Comment author: OrphanWilde 03 June 2015 07:27:39PM 0 points [-]

Also, the parallelism in curves for lead and time-shifted crime seem too good to be true, since the lead hypothesis assumes that the effects of lead exposure are greatest in childhood. But 23 years after the first lower-lead cohort, only a small fraction of the crime-prone cohort should be lead-free; there are still all those lead-laden young adults who have many years of crime ahead of them. Only gradually should the crime-prone demographic sector be increasingly populated by lead-free kids. The time-shifted curve for crime should be an attenuated, smeared version of the curve for lead, not a perfect copy of it. Also, the effects of age on crime are not sharply peaked, with a spike around the 23rd birthday, and a sharp falloff—it’s a very gentle bulge spread out over the 15-30 age range. So you would not expect such a perfect time-shifted overlap as you might, for example, for first-grade reading performance, where the measurement is so restricted in time.

Am I misreading this, or is this suggesting that the fact that the time-shifted correlation is unusually strong should be taken as evidence -against- the correlation?

Comment author: anon85 03 June 2015 10:59:33PM 1 point [-]

Suppose you're Bayesian, and you're calculating

P(lead causes crime | data) = P(data | lead causes crime) * P(lead causes crime) / P(data).

What Pinker is saying is that P(data | lead causes crime) is not as high as you'd think, because if lead really does cause crime, we should not expect the crime curve to be a time-shifted version of the lead curve. It's probably still true that P(data | lead causes crime) > P(data), so that you should update in the direction of lead causes crime, but this update should probably be smaller than you thought before reading that paragraph.

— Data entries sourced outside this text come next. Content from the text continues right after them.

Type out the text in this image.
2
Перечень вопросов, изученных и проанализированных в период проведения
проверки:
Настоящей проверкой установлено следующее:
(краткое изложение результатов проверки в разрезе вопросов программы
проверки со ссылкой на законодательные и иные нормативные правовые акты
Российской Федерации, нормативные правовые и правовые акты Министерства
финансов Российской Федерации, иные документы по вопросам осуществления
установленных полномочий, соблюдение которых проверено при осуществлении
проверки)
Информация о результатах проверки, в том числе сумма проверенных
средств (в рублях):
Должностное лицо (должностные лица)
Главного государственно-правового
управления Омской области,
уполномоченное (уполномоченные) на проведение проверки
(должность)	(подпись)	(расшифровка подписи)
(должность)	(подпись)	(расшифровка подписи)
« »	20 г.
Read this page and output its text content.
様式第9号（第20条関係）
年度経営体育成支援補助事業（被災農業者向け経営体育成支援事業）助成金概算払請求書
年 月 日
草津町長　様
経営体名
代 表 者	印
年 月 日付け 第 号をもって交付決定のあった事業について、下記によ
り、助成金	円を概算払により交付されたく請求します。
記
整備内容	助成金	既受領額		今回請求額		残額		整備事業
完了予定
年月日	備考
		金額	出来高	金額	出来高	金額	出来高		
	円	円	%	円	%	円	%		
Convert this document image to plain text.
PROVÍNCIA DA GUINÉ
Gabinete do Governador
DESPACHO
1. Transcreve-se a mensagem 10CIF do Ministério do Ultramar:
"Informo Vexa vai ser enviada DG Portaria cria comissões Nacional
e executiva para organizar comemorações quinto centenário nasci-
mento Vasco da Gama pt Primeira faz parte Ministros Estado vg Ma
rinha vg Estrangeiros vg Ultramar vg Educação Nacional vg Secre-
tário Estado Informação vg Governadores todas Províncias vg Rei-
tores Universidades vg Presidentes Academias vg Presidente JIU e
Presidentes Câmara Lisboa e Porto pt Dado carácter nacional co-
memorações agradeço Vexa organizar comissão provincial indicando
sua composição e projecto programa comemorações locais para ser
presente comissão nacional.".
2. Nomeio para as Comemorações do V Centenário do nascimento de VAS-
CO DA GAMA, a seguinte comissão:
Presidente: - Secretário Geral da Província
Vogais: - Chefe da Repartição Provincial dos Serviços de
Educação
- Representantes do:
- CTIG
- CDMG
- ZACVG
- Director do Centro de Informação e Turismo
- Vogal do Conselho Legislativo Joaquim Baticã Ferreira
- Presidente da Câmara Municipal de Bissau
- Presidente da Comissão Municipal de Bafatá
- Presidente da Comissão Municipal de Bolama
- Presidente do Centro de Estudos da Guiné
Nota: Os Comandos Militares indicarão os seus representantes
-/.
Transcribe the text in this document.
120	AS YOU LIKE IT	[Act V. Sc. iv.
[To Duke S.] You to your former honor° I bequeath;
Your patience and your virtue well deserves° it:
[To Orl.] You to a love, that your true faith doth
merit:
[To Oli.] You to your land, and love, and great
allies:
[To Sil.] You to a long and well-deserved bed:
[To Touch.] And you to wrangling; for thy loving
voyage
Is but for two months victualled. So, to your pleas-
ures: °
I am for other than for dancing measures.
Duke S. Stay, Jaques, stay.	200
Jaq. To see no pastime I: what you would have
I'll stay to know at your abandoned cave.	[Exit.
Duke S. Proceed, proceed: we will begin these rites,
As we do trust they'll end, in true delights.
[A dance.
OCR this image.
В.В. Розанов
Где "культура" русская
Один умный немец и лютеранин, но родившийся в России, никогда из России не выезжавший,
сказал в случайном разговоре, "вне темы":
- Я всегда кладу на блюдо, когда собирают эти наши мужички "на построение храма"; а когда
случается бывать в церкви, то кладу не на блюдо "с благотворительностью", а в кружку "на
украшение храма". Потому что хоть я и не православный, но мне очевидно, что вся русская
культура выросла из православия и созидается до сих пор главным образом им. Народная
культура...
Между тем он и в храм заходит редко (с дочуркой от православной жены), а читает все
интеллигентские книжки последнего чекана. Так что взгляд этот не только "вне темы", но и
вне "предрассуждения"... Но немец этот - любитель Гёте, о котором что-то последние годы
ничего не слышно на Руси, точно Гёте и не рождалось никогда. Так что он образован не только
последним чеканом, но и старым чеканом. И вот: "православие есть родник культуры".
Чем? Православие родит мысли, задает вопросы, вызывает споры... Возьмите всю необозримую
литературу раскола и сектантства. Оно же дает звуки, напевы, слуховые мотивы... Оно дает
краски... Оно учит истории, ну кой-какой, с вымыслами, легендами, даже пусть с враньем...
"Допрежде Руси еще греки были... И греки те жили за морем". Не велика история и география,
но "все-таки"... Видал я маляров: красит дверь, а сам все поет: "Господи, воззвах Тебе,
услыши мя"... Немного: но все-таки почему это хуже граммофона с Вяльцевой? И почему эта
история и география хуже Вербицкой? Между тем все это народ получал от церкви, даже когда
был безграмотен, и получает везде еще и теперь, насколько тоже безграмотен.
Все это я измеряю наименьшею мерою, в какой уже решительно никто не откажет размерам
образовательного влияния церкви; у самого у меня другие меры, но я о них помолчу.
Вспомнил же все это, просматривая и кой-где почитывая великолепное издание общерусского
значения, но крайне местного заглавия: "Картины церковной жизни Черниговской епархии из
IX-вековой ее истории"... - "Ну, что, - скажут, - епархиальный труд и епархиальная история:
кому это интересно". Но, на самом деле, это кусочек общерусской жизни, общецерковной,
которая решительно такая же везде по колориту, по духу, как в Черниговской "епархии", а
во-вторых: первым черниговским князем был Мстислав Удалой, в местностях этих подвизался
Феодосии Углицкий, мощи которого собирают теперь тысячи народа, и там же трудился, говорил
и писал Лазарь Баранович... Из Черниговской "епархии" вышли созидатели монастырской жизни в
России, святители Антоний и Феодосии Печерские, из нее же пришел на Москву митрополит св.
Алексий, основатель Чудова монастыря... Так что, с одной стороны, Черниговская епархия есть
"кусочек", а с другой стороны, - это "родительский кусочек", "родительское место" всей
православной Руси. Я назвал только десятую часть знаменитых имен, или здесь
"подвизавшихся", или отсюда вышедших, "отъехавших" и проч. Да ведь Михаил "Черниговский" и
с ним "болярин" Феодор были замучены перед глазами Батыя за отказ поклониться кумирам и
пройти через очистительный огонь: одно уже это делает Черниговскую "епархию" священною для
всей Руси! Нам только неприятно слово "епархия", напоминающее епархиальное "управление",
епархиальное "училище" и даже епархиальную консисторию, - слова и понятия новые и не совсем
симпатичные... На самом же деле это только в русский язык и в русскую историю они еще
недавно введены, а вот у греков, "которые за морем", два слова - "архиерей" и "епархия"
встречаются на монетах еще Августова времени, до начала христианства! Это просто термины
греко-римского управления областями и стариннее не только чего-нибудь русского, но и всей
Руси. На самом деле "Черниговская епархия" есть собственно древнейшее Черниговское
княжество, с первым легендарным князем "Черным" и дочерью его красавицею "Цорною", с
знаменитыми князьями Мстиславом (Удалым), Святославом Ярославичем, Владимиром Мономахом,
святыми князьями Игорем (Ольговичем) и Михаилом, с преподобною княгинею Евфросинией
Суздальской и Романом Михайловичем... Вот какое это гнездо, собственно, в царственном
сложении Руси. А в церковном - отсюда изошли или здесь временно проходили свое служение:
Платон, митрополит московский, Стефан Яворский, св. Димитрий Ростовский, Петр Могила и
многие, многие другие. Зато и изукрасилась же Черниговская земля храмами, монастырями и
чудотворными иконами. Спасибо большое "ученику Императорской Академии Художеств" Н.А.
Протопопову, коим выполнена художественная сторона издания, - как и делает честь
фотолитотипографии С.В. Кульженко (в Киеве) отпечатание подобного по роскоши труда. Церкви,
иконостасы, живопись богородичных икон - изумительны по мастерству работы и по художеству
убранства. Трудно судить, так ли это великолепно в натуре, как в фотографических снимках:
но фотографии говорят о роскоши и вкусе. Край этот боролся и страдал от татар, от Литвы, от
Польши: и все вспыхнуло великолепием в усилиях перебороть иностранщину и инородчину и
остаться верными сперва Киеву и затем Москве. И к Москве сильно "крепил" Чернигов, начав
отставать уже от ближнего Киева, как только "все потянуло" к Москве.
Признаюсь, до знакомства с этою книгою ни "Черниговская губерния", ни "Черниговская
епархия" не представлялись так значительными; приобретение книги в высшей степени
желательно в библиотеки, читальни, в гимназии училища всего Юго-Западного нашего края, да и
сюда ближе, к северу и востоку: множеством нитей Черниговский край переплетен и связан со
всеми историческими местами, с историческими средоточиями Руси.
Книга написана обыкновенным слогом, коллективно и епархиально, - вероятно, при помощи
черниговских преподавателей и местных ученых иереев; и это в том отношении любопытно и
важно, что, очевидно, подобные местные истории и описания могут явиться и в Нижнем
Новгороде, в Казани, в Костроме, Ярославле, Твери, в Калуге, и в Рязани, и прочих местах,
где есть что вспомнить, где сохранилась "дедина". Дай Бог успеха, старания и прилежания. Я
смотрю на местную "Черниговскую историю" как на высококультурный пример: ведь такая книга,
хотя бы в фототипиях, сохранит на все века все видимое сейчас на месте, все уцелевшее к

Comment author: Unnamed 04 June 2015 04:31:22AM 0 points [-]

Has anyone figured out what crime curve you would expect based on the lead curve (presumably a version that is shifted & smeared out based on the age distribution of criminals), and checked how well it fits the actual crime data? It's not obvious to me, from looking at the pictures that I've seen with the shifted curves, that adding the smearing would make the fit worse. For instance, the graph I linked earlier shows that the recent drop in crime is more gradual than the drop in lead that happened 20-30 years ago, which seems to fit the more rigorous "time-shifted and smeared out" prediction better than it fits the simplistic time-shifted curve approach that Nevin used.